Les romanciers sont des brouillons qui tendent incessamment à déplacer l'axe de toutes choses.

Deux ou trois feuillets plus loin s'épanouissait cette opinion d'un critique à qui Clément avait fait voir l'ébauche sur panneau d'une Résurrection qu'on attribuait à Jouvenet :

On pourrait dire de Jouvenet qu'il peint au courant du pinceau, comme on dit d'un calligraphe qu'il a une belle écriture courante.

Après un autographe musical du pianiste, consistant en un canon à trois voix, qui, lu à rebours, produisait un deuxième morceau parfaitement régulier, le poëte, dont il a été parlé, transcrivit ce sonnet de mémoire :

 
Que diras-tu ce soir, pauvre âme solitaire,
Que diras-tu, mon cœur, cœur autrefois flétri,
À la Très-Belle, à la Très-Bonne, à la Très-Chère,
Dont le regard divin t'a soudain refleuri ?
Nous mettrons notre orgueil à chanter ses louanges ;
Rien ne vaut la douceur de son autorité ;
Sa chair spirituelle a le parfum des anges,
Et son œil nous revêt d'un habit de clarté.
Que ce soit dans la nuit et dans la solitude,
Que ce soit dans la rue et dans la multitude,
Son Fantôme en dansant marche comme un flambeau ;
Parfois il parle et dit : Je suis belle et j'ordonne
Que pour l'amour de Moi vous n'aimiez que le Beau,
Je suis l'Ange gardien, la Muse et la Madone.
 

Finalement, Rosalie n'eut qu'à se louer de la bienveillance avec laquelle poëtes, peintres, musiciens, etc., alternèrent sur son album la prose, les vers, les croquis et les spécimens de calligraphie musicale.

Pendant ce temps-là, Rodolphe, sautillant, communiquait sa gaieté aux personnes les plus graves.
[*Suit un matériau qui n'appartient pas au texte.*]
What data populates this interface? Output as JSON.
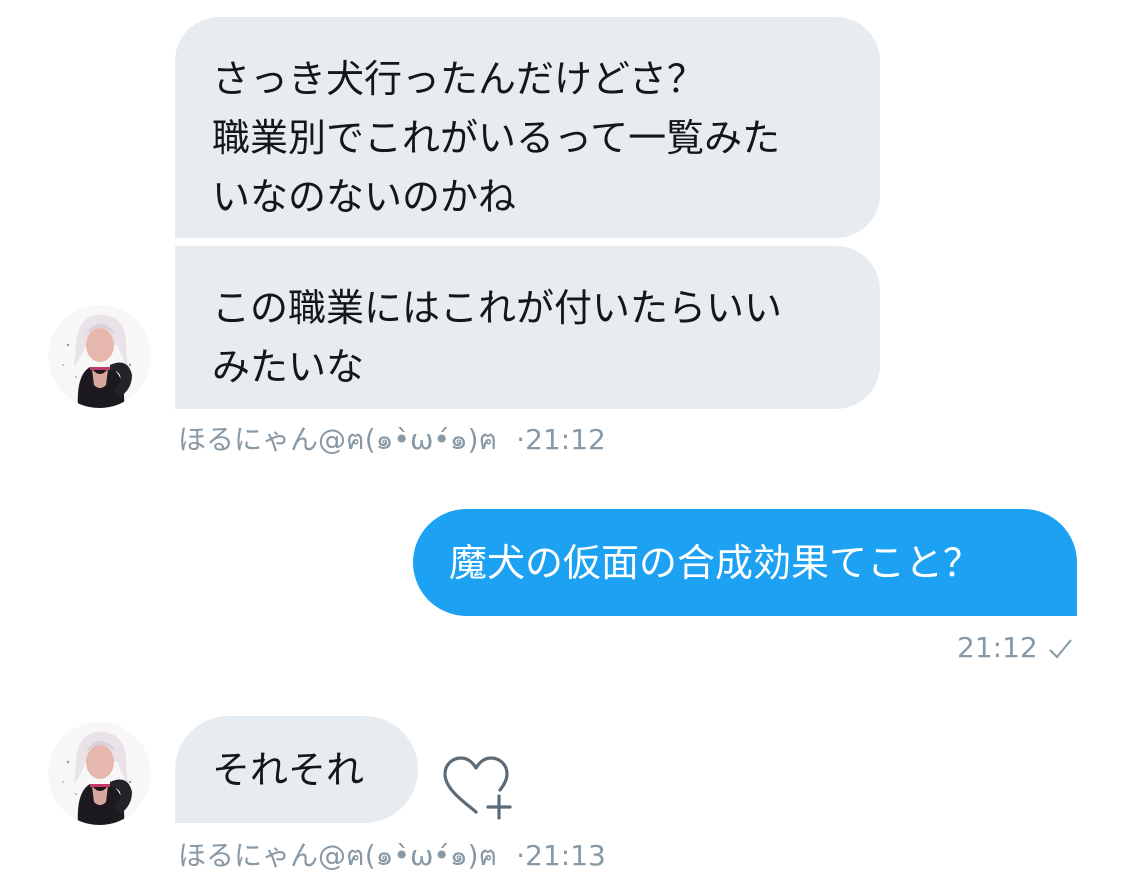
{
  "conversation": {
    "messages": [
      {
        "sender": "other",
        "text": "さっき犬行ったんだけどさ？\n職業別でこれがいるって一覧みた\nいなのないのかね"
      },
      {
        "sender": "other",
        "text": "この職業にはこれが付いたらいい\nみたいな",
        "name": "ほるにゃん@ฅ(๑•̀ω•́๑)ฅ",
        "time": "21:12"
      },
      {
        "sender": "me",
        "text": "魔犬の仮面の合成効果てこと？",
        "time": "21:12",
        "status_icon": "check-icon"
      },
      {
        "sender": "other",
        "text": "それそれ",
        "name": "ほるにゃん@ฅ(๑•̀ω•́๑)ฅ",
        "time": "21:13",
        "reaction_icon": "heart-add-icon"
      }
    ],
    "separator": "·"
  },
  "colors": {
    "incoming_bubble": "#e6ecf0",
    "outgoing_bubble": "#1da1f2",
    "meta_text": "#8899a6"
  }
}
Ayant avisé un confrère capable de lui donner la réplique, il convertissait sa langue en raquette et jouait au volant avec des mots et des concetti. Il adressait en outre des madrigaux à toutes les femmes, notamment à la dame aux raisins dorés, qui buvait, mangeait, riait, branlait la tête, mais ne soufflait mot.
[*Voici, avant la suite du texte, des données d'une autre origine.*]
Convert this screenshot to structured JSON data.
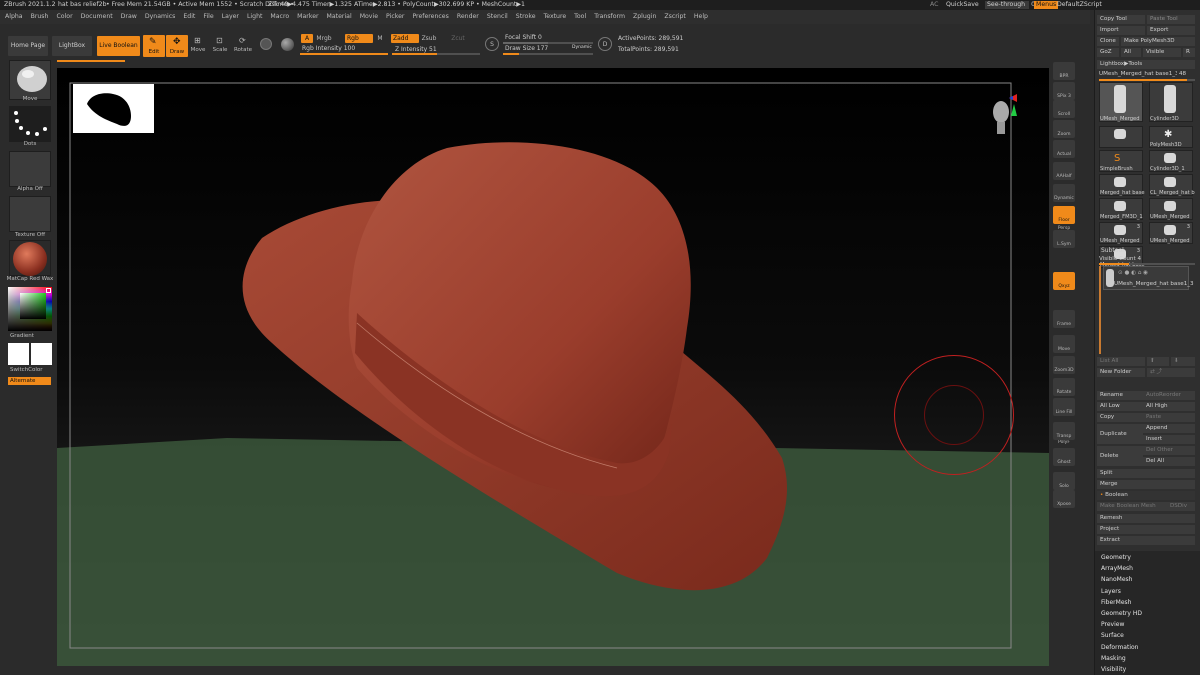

De temps à autre on cessait de causer pour entendre soit un quatuor, soit un trio, soit une sonate pour piano, violoncelle ou violon, soit un morceau de chant. Le pianiste, à son tour, avec cette bonne grâce et cette discrétion que ne connaissent point les plates médiocrités, qui finissent par ne plus finir après s'être laissé implorer comme des demi-dieux, se mit au piano sans se faire prier, et joua, à la demande d'un groupe, quelques-unes des Romances sans paroles de Mendelssohn. M. Durosoir, dont on se plaisait à provoquer les souvenirs, s'interrompit et prêta l'oreille à ces suaves et nébuleuses compositions. Aux prises avec une mélancolie croissante, Max, auprès de qui Clément était venu s'asseoir, s'absorbait de plus en plus dans la contemplation de Mme Thillard, dont la splendide beauté empruntait un nouvel éclat à la profusion des lumières et à l'atmosphère musicale qui l'enveloppait. Il semblait que Destroy connut l'envie et qu'il souffrît de n'avoir point à mettre aux pieds de cette femme adorable une gloire analogue à celle de son ami Rodolphe.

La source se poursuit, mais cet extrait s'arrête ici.